TRIBUNNEWS.COM, JAKARTA - Perkumpulan untuk Pemilu dan Demokrasi (Perludem) berharap media sosial (medsos) tidak menjadi wahana untuk memanipulasi publik dalam menjelang Pemilu 2024.
Oleh sebab itu Perludem meminta Komisi Pemilihan Umum (KPU) RI membuat aturan yang lebih komprehensif terkait aktivitas kampanye peserta pemilu di medsos.
Peneliti Perludem, Nurul Amalia Salabi, menyebutkan partai politik (parpol) sudah jor-joran belanja iklan politik di medsos meski masa kampanye belum dimulai.
Sehingga pihaknya berharap KPU dapat mengatur transparansi dan akuntabilitas peserta pemilu dalam hal belanja iklan di medsos.
Baca juga: Perludem: Ada yang Lebih Penting Ketimbang KPU Hanya Atur Jumlah Akun Medsos Peserta Pemilu
Amel, sapaan akrabnya, membeberkan data laporan Facebook.

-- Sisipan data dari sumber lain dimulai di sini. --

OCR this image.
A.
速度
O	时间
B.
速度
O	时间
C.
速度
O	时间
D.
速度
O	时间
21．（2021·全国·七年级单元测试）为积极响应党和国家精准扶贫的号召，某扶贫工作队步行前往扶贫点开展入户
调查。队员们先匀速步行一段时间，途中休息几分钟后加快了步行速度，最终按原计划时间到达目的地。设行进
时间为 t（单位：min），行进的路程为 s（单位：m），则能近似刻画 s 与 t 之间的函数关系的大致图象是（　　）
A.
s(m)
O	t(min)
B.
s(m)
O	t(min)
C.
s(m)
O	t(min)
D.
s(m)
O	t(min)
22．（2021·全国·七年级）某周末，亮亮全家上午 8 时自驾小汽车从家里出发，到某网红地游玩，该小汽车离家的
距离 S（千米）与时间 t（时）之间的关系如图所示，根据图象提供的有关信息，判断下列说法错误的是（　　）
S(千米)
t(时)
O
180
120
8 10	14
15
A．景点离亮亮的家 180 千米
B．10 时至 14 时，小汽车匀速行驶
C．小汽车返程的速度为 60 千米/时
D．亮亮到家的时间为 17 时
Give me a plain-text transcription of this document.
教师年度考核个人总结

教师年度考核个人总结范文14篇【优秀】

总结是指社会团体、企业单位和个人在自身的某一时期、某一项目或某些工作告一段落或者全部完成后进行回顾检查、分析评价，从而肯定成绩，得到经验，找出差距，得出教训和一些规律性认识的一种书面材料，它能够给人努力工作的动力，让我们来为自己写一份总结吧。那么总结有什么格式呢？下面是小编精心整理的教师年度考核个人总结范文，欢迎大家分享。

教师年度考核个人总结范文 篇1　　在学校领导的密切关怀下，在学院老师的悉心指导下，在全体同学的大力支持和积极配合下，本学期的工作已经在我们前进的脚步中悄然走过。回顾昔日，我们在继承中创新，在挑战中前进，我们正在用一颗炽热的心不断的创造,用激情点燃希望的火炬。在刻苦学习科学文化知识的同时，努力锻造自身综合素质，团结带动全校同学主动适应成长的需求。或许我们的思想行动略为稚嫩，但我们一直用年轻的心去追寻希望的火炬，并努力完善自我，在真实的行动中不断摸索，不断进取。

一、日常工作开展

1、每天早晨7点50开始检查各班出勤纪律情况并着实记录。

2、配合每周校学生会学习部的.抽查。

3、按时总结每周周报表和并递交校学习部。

Sedikitnya, sejak 2020, sudah Rp55 miliar belanja iklan berkaitan dengan sosial politik dikucurkan ke medsos yang dibuat oleh Mark Zuckerberg itu
Sedangkan dalam 90 hari terakhir tahun 2023, juga sudah miliaran rupiah belanja iklan politik yang mengatasnamakan sejumlah politikus kondang dan partai politik di Facebook.
"Sudah banyak sekali uang dikeluarkan di luar masa kampanye (untuk iklan politik di medsos). Iklan politik itu berbahaya dan perlu ada standar transparansi," kata Amel, Jumat (30/6/2023).
Iklan politik ini berbahaya , jelas Ames, sebab tanpa aturan dapat digunakan untuk memanipulasi opini publik seperti halnya dilakukan buzzer atau pendengung.
Ia menjadikan pilpres Amerika Serikat pada 2016 sebagai contoh. Ketika itu, capres dari Partai Republik, Donald Trump berhadapan dengan capres Partai Demokrat, Hillary Clinton.
Trump keluar sebagai pemenang. Sejumlah media internasional melaporkan, kemenangan Trump dimotori oleh strategi kampanye medsos yang kontroversial melalui Cambridge Analytica.
Amel mengatakan, tim kampanye Trump membuat iklan politik manipulatif yang khusus menyasar pemilih Demokrat.
"Trump itu ada konten-konten ke pemilih Demokrat, yang pesannya agar tidak usah memilih karena suaranya Hillary Clinton sudah tinggi," katanya.
"Itulah kenapa pemilih Demokrat tidak datang ke TPS dan itu memang (hasil) iklan pemilu yang bertarget," sambungnya.
Bukan tidak mungkin politisi di Indonesia meniru strategi Trump. Karena itu, Amel menyayangkan KPU yang tidak mengatur kampanye medsos hingga ke isu ini.
Regulasi kampanye medsos Pemilu 2024 diketahui hampir sama dengan Pemilu 2019.
Perubahan hanya soal jumlah akun medsos yang boleh dimilikinya setiap kandidat di setiap platform, bertambah dari 10 menjadi 20.